Première
Pendant que les enfants jouent dehors, papa cherche sa montre. D’inspiration autobiographique, Un jour avec mon père condense en « une journée particulière » (celle des premières élections présidentielles du Nigéria en 1993 depuis le coup d’État de 1983) le rapport complexe empreint de mystère qu’entretiennent deux frères avec leur père. Pourtant très court, le film fait preuve d’une densité plutôt rare, aidée par un montage gracieux et d’une réflexion tortueuse sur le passage et les dilatations du temps.
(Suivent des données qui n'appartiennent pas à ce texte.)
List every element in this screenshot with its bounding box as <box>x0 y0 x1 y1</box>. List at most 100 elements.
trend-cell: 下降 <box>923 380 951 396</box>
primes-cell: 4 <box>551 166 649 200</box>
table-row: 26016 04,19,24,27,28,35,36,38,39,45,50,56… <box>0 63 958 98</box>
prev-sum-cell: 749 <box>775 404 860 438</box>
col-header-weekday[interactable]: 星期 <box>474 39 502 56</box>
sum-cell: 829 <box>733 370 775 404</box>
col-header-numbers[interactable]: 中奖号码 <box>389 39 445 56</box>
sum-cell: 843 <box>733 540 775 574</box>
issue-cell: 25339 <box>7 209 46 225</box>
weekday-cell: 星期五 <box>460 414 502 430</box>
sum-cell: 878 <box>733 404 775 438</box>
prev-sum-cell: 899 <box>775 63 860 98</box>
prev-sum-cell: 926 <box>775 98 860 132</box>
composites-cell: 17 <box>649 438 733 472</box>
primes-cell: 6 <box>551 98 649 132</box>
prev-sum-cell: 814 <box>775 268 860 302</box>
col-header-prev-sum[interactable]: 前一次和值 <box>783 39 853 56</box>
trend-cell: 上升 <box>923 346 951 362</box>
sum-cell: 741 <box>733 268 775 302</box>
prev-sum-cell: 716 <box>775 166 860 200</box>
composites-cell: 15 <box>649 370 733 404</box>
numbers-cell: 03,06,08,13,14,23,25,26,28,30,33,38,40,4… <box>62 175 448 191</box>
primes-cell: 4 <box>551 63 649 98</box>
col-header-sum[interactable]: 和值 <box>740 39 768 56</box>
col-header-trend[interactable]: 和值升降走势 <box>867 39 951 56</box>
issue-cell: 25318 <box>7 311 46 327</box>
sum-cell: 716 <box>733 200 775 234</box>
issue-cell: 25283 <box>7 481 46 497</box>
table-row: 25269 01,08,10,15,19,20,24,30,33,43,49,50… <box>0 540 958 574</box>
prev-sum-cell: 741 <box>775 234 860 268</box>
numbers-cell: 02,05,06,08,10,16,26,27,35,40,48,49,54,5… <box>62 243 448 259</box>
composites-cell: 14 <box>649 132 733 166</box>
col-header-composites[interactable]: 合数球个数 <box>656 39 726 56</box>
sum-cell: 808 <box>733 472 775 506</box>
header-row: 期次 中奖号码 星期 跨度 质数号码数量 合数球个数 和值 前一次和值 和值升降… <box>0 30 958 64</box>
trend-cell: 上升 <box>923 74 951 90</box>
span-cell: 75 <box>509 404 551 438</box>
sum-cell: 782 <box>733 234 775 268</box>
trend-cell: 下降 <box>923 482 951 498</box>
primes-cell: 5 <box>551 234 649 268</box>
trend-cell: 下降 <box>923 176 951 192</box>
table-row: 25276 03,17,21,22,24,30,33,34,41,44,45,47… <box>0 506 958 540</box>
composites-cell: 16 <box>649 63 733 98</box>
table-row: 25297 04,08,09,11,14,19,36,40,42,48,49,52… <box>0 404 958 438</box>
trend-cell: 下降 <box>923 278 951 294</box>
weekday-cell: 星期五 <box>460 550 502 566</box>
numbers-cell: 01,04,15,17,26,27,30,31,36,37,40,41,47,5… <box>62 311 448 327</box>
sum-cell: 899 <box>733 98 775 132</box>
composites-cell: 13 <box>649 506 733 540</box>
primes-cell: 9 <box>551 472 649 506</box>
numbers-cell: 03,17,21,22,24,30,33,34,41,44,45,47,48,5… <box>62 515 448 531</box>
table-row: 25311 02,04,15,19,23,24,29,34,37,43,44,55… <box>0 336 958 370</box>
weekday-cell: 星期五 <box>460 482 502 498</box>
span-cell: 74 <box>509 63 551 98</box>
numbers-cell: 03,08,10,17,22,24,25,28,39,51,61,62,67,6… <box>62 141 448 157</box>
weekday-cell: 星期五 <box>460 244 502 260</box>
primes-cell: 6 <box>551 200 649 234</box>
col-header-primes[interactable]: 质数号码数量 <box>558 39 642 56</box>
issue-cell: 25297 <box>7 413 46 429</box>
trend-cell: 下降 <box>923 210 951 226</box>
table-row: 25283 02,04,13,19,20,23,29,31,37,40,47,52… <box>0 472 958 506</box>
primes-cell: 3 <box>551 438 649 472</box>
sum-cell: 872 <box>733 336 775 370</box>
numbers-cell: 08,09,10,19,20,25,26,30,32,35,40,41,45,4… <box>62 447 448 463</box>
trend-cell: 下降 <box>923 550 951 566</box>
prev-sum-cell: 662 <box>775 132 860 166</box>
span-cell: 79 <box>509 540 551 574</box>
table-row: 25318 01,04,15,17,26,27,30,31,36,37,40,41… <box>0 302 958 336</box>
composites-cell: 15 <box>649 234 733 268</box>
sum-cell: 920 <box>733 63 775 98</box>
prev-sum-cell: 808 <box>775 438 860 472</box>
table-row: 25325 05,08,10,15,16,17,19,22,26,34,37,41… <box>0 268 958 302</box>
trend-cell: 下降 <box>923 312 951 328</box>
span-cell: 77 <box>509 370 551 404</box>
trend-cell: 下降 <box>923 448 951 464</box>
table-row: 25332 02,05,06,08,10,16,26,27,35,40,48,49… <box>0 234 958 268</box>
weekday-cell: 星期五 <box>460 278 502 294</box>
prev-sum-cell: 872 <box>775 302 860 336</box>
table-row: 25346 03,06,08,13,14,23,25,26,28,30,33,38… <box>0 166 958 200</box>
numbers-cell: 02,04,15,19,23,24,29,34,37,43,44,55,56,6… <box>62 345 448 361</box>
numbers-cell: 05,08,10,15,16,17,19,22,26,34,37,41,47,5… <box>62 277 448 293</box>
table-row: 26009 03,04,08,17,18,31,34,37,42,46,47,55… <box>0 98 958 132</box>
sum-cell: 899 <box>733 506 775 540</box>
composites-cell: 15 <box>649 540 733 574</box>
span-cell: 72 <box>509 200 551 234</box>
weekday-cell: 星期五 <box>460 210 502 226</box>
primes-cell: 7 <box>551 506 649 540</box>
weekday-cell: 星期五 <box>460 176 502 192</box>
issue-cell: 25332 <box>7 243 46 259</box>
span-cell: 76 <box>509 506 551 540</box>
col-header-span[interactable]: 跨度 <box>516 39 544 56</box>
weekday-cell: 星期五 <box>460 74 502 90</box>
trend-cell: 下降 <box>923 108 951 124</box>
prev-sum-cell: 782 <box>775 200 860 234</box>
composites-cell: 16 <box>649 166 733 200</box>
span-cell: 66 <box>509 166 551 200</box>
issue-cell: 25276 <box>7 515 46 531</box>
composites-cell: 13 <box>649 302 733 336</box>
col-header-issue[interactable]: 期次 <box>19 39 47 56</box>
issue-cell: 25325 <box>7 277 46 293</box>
La beauté plastique d’Un jour avec mon père et la splendeur discrète de sa musique achèvent d’ailleurs de faire de ce film une capsule nostalgique, magnifiée par le regard désormais adulte du cinéaste.
Près de trente ans après les événements, Akinola Davies Jr. imagine les multiples passations, plus ou moins ratées, qui se sont jouées ce jour-là : une régénération politique avortée en premier lieu (leur père semble soutenir le candidat social-démocrate donné gagnant, mais qui n’aura jamais la possibilité de gouverner), et dont les échos irréguliers remonteraient à la surface du trio familial. Cette journée dans Lagos a quelque chose de hors du temps, de l’ordre d’un souvenir immédiatement important, sans que l’on puisse en saisir la raison. Les rapports du père aux persécutions en cours et à la politique en général sont brumeuses (on reste à hauteur d’enfant), et une incursion à la plage se transforme en occasion pour raconter ses souvenirs avec son propre père. Le cinéma, ce film-là encore plus précisément, deviennent alors la preuve que quelque chose a survécu et s’est bien transmis, et ce, malgré les répressions politiques d’alors. Les adultes de l’époque étaient prêts pour le changement, leurs enfants seront peut-être les premiers à le vivre réellement — mais en beauté.